For this issue, which coincides with RECORD’s annual Innovation Conference, we included a little bit of everything—a museum, an airport, an aquarium, a housing project, a house, an office building, a collection of schools, and a pair of performance spaces. Needless to say, designing for such a rich variety of building types presents architects with countless challenges but also invites opportunity for inventive solutions, in many cases awe-inspiring ones.

Yet, so often these days, the completed building is met with a certain skepticism rather than congratulations, from both within the profession and those outside of it. Was the building necessary, socially and economically? What is its carbon footprint? Is it accessible? Does it equitably serve its users and the public? Is the architect still a person admired as a role model? In questioning the worth of a building, at times we lose an appreciation of architecture itself.

RECORD has celebrated architecture for 133 years, and we’re not about to stop. Let’s face it: despite the construction industry’s heavy carbon footprint, people won’t stop building, either. So, as RECORD always has, we highlight the achievement of architects who deal with the intense complexity of getting something built and getting it done right. And, sometimes, we point out where things could have gone better.

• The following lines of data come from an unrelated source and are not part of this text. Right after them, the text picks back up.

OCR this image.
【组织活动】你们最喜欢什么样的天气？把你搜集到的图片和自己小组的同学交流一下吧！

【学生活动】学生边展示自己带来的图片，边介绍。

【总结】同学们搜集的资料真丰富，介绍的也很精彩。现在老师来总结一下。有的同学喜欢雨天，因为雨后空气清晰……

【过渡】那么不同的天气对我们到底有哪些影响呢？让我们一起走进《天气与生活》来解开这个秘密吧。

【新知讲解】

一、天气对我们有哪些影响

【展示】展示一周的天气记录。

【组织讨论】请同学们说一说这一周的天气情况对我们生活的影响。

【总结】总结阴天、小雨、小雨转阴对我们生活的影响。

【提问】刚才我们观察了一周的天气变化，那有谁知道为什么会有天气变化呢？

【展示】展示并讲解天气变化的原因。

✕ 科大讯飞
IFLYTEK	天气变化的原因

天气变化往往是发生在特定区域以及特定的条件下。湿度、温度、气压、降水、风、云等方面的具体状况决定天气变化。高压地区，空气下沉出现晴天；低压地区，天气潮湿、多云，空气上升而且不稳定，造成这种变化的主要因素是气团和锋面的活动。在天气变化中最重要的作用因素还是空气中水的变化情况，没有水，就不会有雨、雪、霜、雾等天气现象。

Our cover project this month, the expansion of the main terminal at Portland, Oregon’s international airport by ZGF, sets the standard for a different kind of travel experience. Sunbeams filter through expansive skylights to grace PDX’s warm, tree-filled wood interiors. The airport invites those frantically moving through it to stop for a moment and take in its grand spaces, unexpected and unprecedented as they are in the U.S., but also so connected to its place. PDX heralds a new era for civic-scale mass-timber construction, as managing editor Leopoldo Villardi, who flew in and out of that Pacific Northwest hub this summer, aptly points out.

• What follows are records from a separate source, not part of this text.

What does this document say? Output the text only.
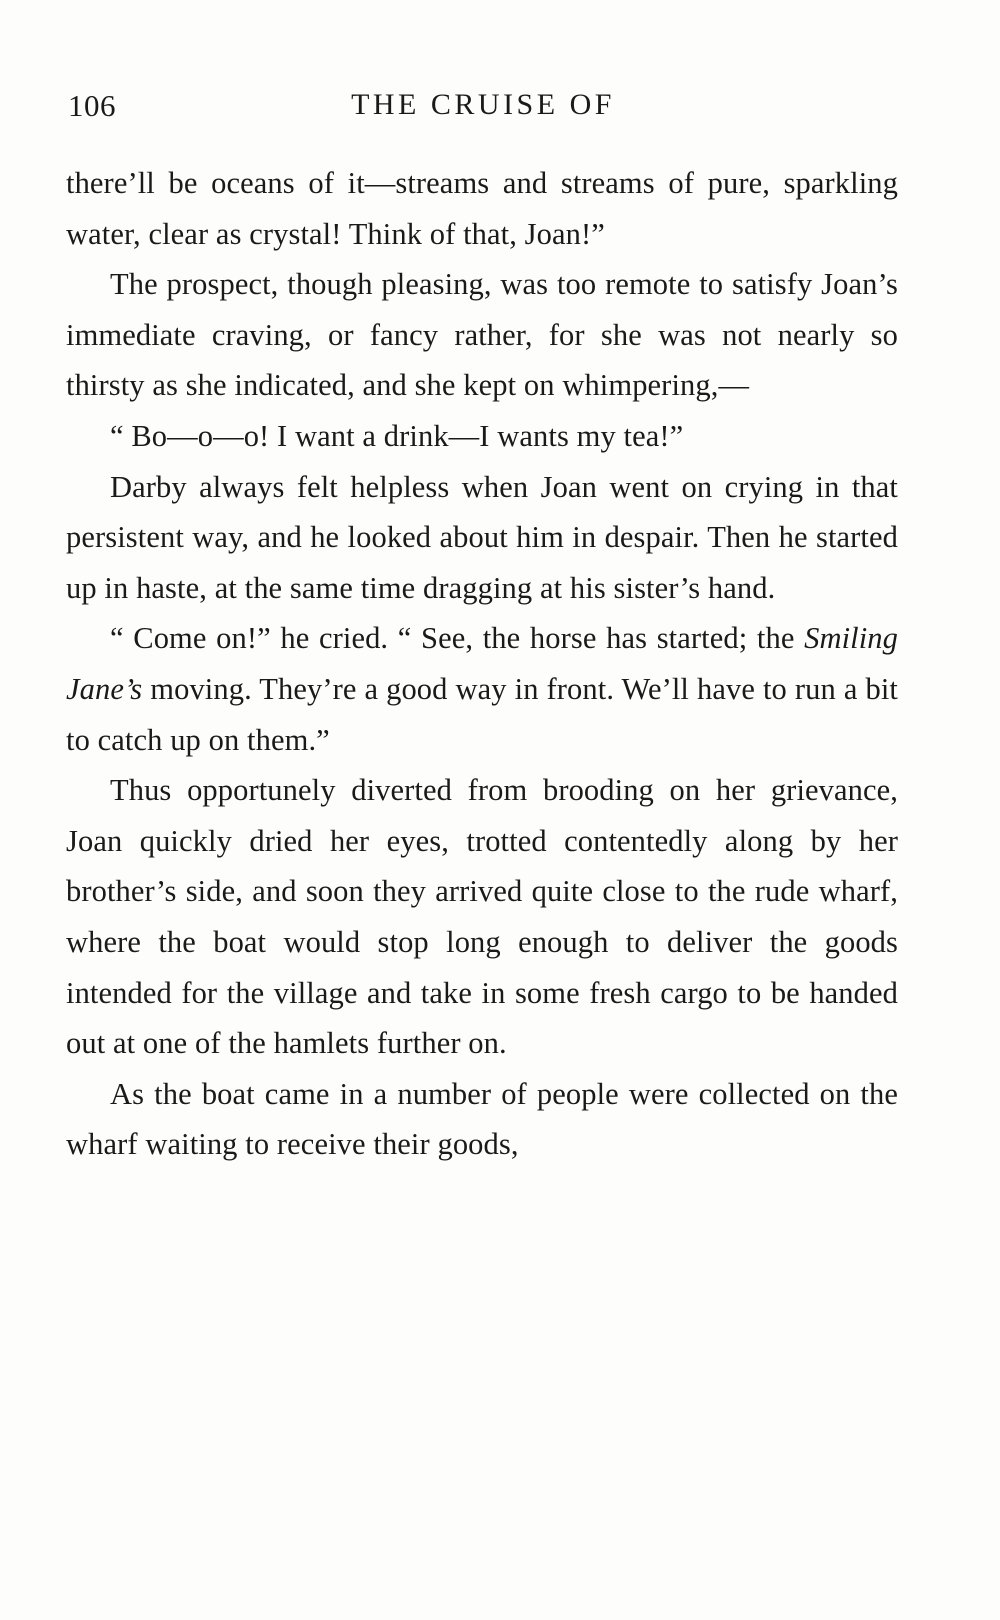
THE CRUISE OF
106

there’ll be oceans of it—streams and streams of pure, sparkling water, clear as crystal! Think of that, Joan!”

The prospect, though pleasing, was too remote to satisfy Joan’s immediate craving, or fancy rather, for she was not nearly so thirsty as she indicated, and she kept on whimpering,—

“ Bo—o—o! I want a drink—I wants my tea!”

Darby always felt helpless when Joan went on crying in that persistent way, and he looked about him in despair. Then he started up in haste, at the same time dragging at his sister’s hand.

“ Come on!” he cried. “ See, the horse has started; the Smiling Jane’s moving. They’re a good way in front. We’ll have to run a bit to catch up on them.”

Thus opportunely diverted from brooding on her grievance, Joan quickly dried her eyes, trotted contentedly along by her brother’s side, and soon they arrived quite close to the rude wharf, where the boat would stop long enough to deliver the goods intended for the village and take in some fresh cargo to be handed out at one of the hamlets further on.

As the boat came in a number of people were collected on the wharf waiting to receive their goods,
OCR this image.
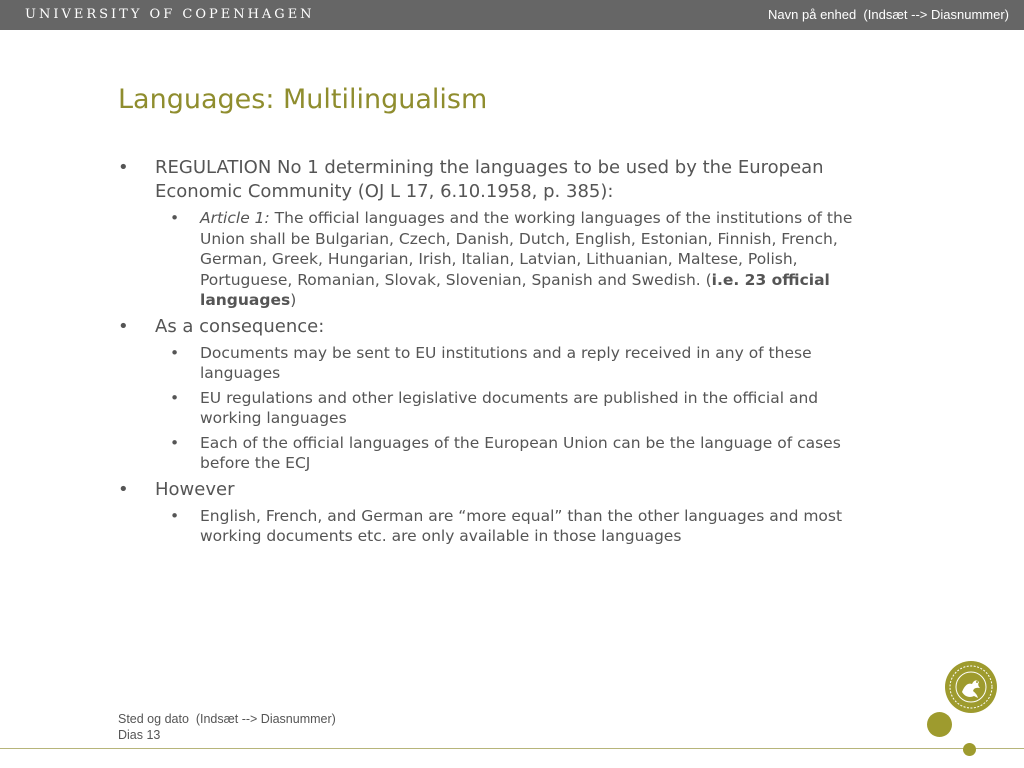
UNIVERSITY OF COPENHAGEN	Navn på enhed  (Indsæt --> Diasnummer)
Languages: Multilingualism
• REGULATION No 1 determining the languages to be used by the European Economic Community (OJ L 17, 6.10.1958, p. 385):
• Article 1: The official languages and the working languages of the institutions of the Union shall be Bulgarian, Czech, Danish, Dutch, English, Estonian, Finnish, French, German, Greek, Hungarian, Irish, Italian, Latvian, Lithuanian, Maltese, Polish, Portuguese, Romanian, Slovak, Slovenian, Spanish and Swedish. (i.e. 23 official languages)
• As a consequence:
• Documents may be sent to EU institutions and a reply received in any of these languages
• EU regulations and other legislative documents are published in the official and working languages
• Each of the official languages of the European Union can be the language of cases before the ECJ
• However
• English, French, and German are “more equal” than the other languages and most working documents etc. are only available in those languages
Sted og dato  (Indsæt --> Diasnummer)
Dias 13
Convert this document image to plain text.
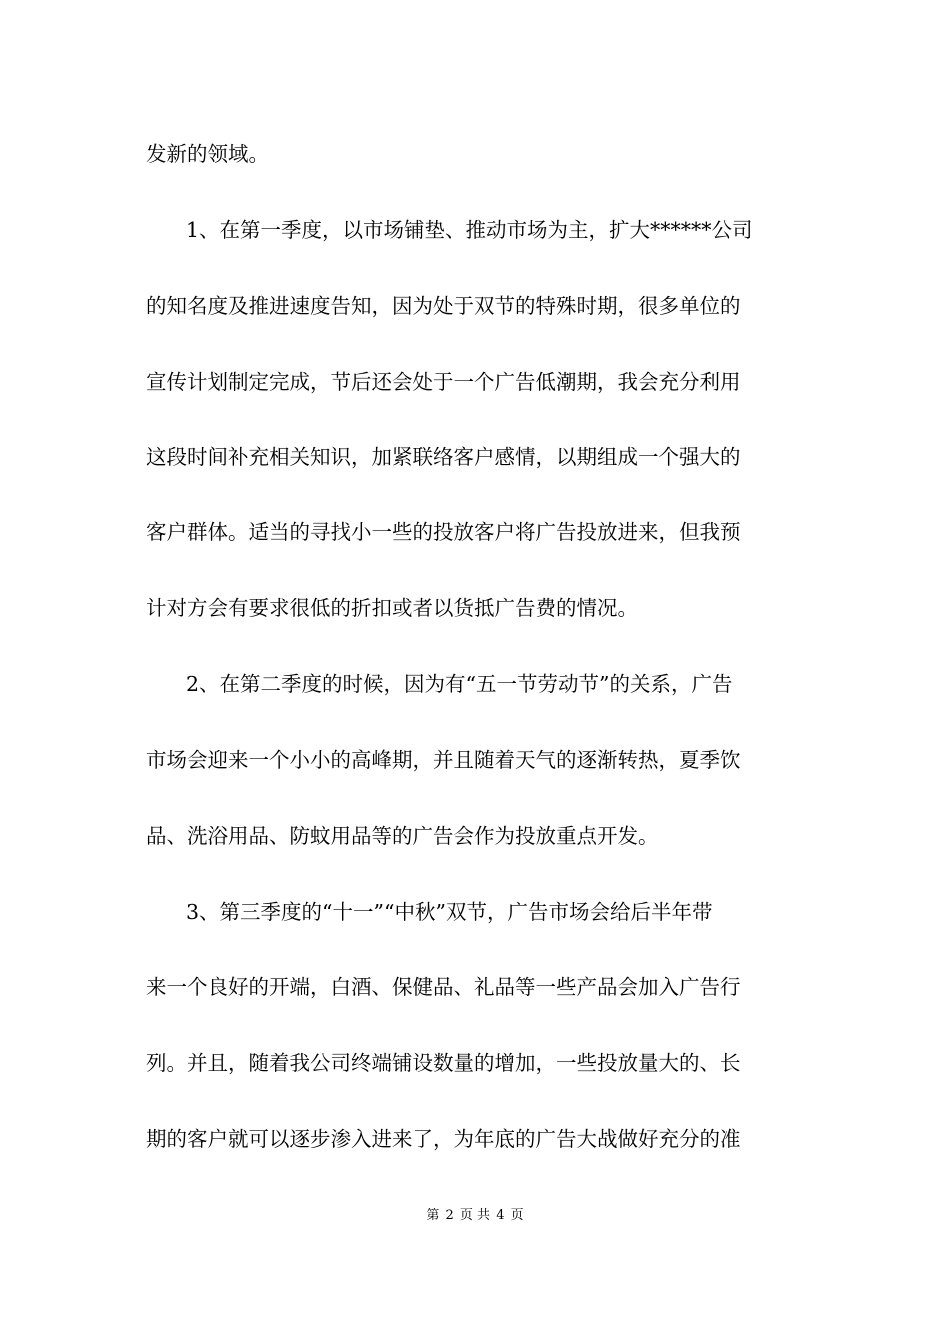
发新的领域。
1、在第一季度，以市场铺垫、推动市场为主，扩大******公司
的知名度及推进速度告知，因为处于双节的特殊时期，很多单位的
宣传计划制定完成，节后还会处于一个广告低潮期，我会充分利用
这段时间补充相关知识，加紧联络客户感情，以期组成一个强大的
客户群体。适当的寻找小一些的投放客户将广告投放进来，但我预
计对方会有要求很低的折扣或者以货抵广告费的情况。
2、在第二季度的时候，因为有“五一节劳动节”的关系，广告
市场会迎来一个小小的高峰期，并且随着天气的逐渐转热，夏季饮
品、洗浴用品、防蚊用品等的广告会作为投放重点开发。
3、第三季度的“十一”“中秋”双节，广告市场会给后半年带
来一个良好的开端，白酒、保健品、礼品等一些产品会加入广告行
列。并且，随着我公司终端铺设数量的增加，一些投放量大的、长
期的客户就可以逐步渗入进来了，为年底的广告大战做好充分的准
第 2 页 共 4 页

Innovation does not only happen at a large scale. A slight twist can completely change the experience of even a small space. In our House of the Month in Toronto [online soon], by 2022 Design Vanguard firm JA Architecture Studio, an angled staircase transforms the structure’s long, narrow floor plan from a series of boxes into “something special,” as its architect says. Moreover, the city’s recently legalized “laneway suite” typology, of which this combined townhouse and ADU is part, gestures at a larger discourse in planning and urban design, with the potential to transform that Canadian metropolis’s low-rise residential neighborhoods, as Alex Bozikovic, architecture critic for The Globe and Mail, writes.

That Toronto’s Globe and Mail still has an architecture critic is a thing to be praised, as fewer and fewer newspapers, in the United States especially, retain one. In Chicago, that most architecture-friendly of cities, a critic who retired from the Chicago Tribune, Blair Kamin, whose post was left vacant for several years, recently established a three-year grant for a freelance architectural columnist, Edward Keegan, to continue at the newspaper. It was made possible through a fiscal sponsor, the Journalism Funding Partners in Sacramento. This is the first architecture critic the nonprofit organization has supported. While it provides an example for others to follow, it’s unfortunate that a philanthropic measure was needed to maintain discussions about architecture and planning in newsprint. RECORD’s reach to a mainly professional audience implies that our readers already have a great love of architecture. But if the general public were to engage more with architecture and the discourse around it, they too would learn to appreciate the beauty, complexity, history, and innovation that make up the built environment.